How do Rpy2, pyrserve and PypeR compare?

I would like to access R from within a Python program. I am aware of Rpy2, pyrserve and PypeR.

What are the advantages or disadvantages of these three options?


I know one of the 3 better than the others, but in the order given in the question:

rpy2:

  • C-level interface between Python and R (R running as an embedded process)
  • R objects exposed to Python without the need to copy the data over
  • Conversely, Python's numpy arrays can be exposed to R without making a copy
  • Low-level interface (close to the R C-API) and high-level interface (for convenience)
  • In-place modification for vectors and arrays possible
  • R callback functions can be implemented in Python
  • Possible to have anonymous R objects with a Python label
  • Python pickling possible
  • Full customization of R's behavior with its console (so possible to implement a full R GUI)
  • MSWindows with limited support

pyrserve:

  • native Python code (will/should/may work with CPython, Jython, IronPython)
  • use R's Rserve
  • advantages and inconveniences linked to remote computation and to RServe

pyper:

  • native Python code (will/should/may work with CPython, Jython, IronPython)
  • use of pipes to have Python communicate with R (with the advantages and inconveniences linked to it)

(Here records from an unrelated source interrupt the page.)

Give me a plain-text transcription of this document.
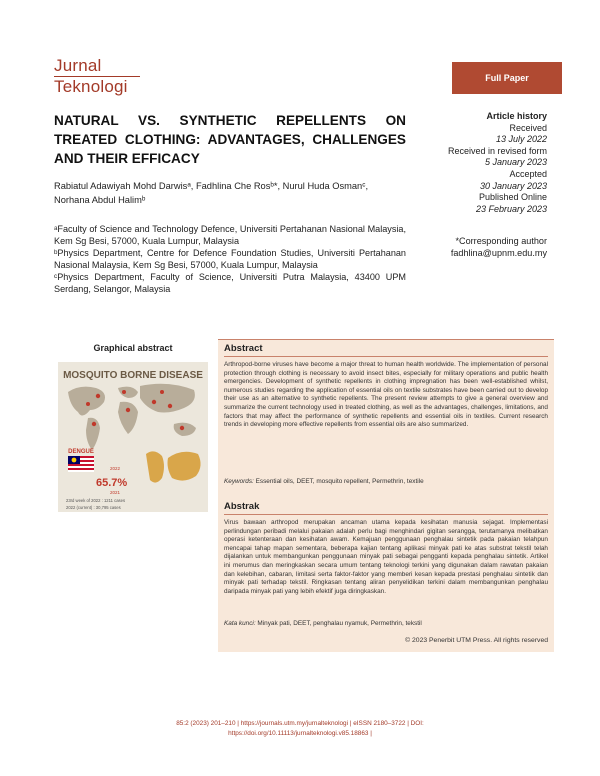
Jurnal
Teknologi	Full Paper
NATURAL VS. SYNTHETIC REPELLENTS ON TREATED CLOTHING: ADVANTAGES, CHALLENGES AND THEIR EFFICACY
Article history
Received
13 July 2022
Received in revised form
5 January 2023
Accepted
30 January 2023
Published Online
23 February 2023
Rabiatul Adawiyah Mohd Darwisᵃ, Fadhlina Che Rosᵇ*, Nurul Huda Osmanᶜ, Norhana Abdul Halimᵇ

ᵃFaculty of Science and Technology Defence, Universiti Pertahanan Nasional Malaysia, Kem Sg Besi, 57000, Kuala Lumpur, Malaysia

ᵇPhysics Department, Centre for Defence Foundation Studies, Universiti Pertahanan Nasional Malaysia, Kem Sg Besi, 57000, Kuala Lumpur, Malaysia

ᶜPhysics Department, Faculty of Science, Universiti Putra Malaysia, 43400 UPM Serdang, Selangor, Malaysia

*Corresponding author
fadhlina@upnm.edu.my
Graphical abstract
MOSQUITO BORNE DISEASE
DENGUE
2022
65.7%
2021
23rd week of 2022 : 1211 cases
2022 (current) : 30,795 cases
Abstract
Arthropod-borne viruses have become a major threat to human health worldwide. The implementation of personal protection through clothing is necessary to avoid insect bites, especially for military operations and public health emergencies. Development of synthetic repellents in clothing impregnation has been well-established whilst, numerous studies regarding the application of essential oils on textile substrates have been carried out to develop their use as an alternative to synthetic repellents. The present review attempts to give a general overview and summarize the current technology used in treated clothing, as well as the advantages, challenges, limitations, and factors that may affect the performance of synthetic repellents and essential oils in textiles. Current research trends in developing more effective repellents from essential oils are also summarized.
Keywords: Essential oils, DEET, mosquito repellent, Permethrin, textile
Abstrak
Virus bawaan arthropod merupakan ancaman utama kepada kesihatan manusia sejagat. Implementasi perlindungan peribadi melalui pakaian adalah perlu bagi menghindari gigitan serangga, terutamanya melibatkan operasi ketenteraan dan kesihatan awam. Kemajuan penggunaan penghalau sintetik pada pakaian telahpun mencapai tahap mapan sementara, beberapa kajian tentang aplikasi minyak pati ke atas substrat tekstil telah dijalankan untuk membangunkan penggunaan minyak pati sebagai pengganti kepada penghalau sintetik. Artikel ini merumus dan meringkaskan secara umum tentang teknologi terkini yang digunakan dalam rawatan pakaian dan kelebihan, cabaran, limitasi serta faktor-faktor yang memberi kesan kepada prestasi penghalau sintetik dan minyak pati terhadap tekstil. Ringkasan tentang aliran penyelidikan terkini dalam membangunkan penghalau daripada minyak pati yang lebih efektif juga diringkaskan.
Kata kunci: Minyak pati, DEET, penghalau nyamuk, Permethrin, tekstil
© 2023 Penerbit UTM Press. All rights reserved
85:2 (2023) 201–210 | https://journals.utm.my/jurnalteknologi | eISSN 2180–3722 | DOI:
https://doi.org/10.11113/jurnalteknologi.v85.18863 |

edit: Windows support for rpy2


From the paper in the Journal of Statistical Software on PypeR:

RPy presents a simple and efficient way of accessing R from Python. It is robust and very convenient for frequent interaction operations between Python and R. This package allows Python programs to pass Python objects of basic data types to R functions and return the results in Python objects. Such features make it an attractive solution for the cases in which Python and R interact frequently. However, there are still limitations of this package as listed below.
Performance:
RPy may not behave very well for large-size data sets or for computation-intensive duties. A lot of time and memory are inevitably consumed in producing the Python copy of the R data because in every round of a conversation RPy converts the returned value of an R expression into a Python object of basic types or NumPy array. RPy2, a recently developed branch of RPy, uses Python objects to refer to R objects instead of copying them back into Python objects. This strategy avoids frequent data conversions and improves speed. However, memory consumption remains a problem. [...] When we were implementing WebArray (Xia et al. 2005), an online platform for microarray data analysis, a job consumed roughly one quarter more computational time if running R through RPy instead of through R's command-line user interface. Therefore, we decided to run R in Python through pipes in subsequent developments, e.g., WebArrayDB (Xia et al. 2009), which retained the same performance as achieved when running R independently. We do not know the exact reason for such a difference in performance, but we noticed that RPy directly uses the shared library of R to run R scripts. In contrast, running R through pipes means running the R interpreter directly.
Memory:
R has been denounced for its uneconomical use of memory. The memory used by large- size R objects is rarely released after these objects are deleted. Sometimes the only way to release memory from R is to quit R. RPy module wraps R in a Python object. However, the R library will stay in memory even if the Python object is deleted. In other words, memory used by R cannot be released until the host Python script is terminated.
Portability:
As a module with extensions written in C, the RPy source package has to be compiled with a specific R version on POSIX (Portable Operating System Interface for Unix) systems, and the R must be compiled with the shared library enabled. Also, the binary distributions for Windows are bound to specic combinations of different versions of Python/R, so it is quite frequent that a user has difficulty in finding a distribution that ts the user's software environment.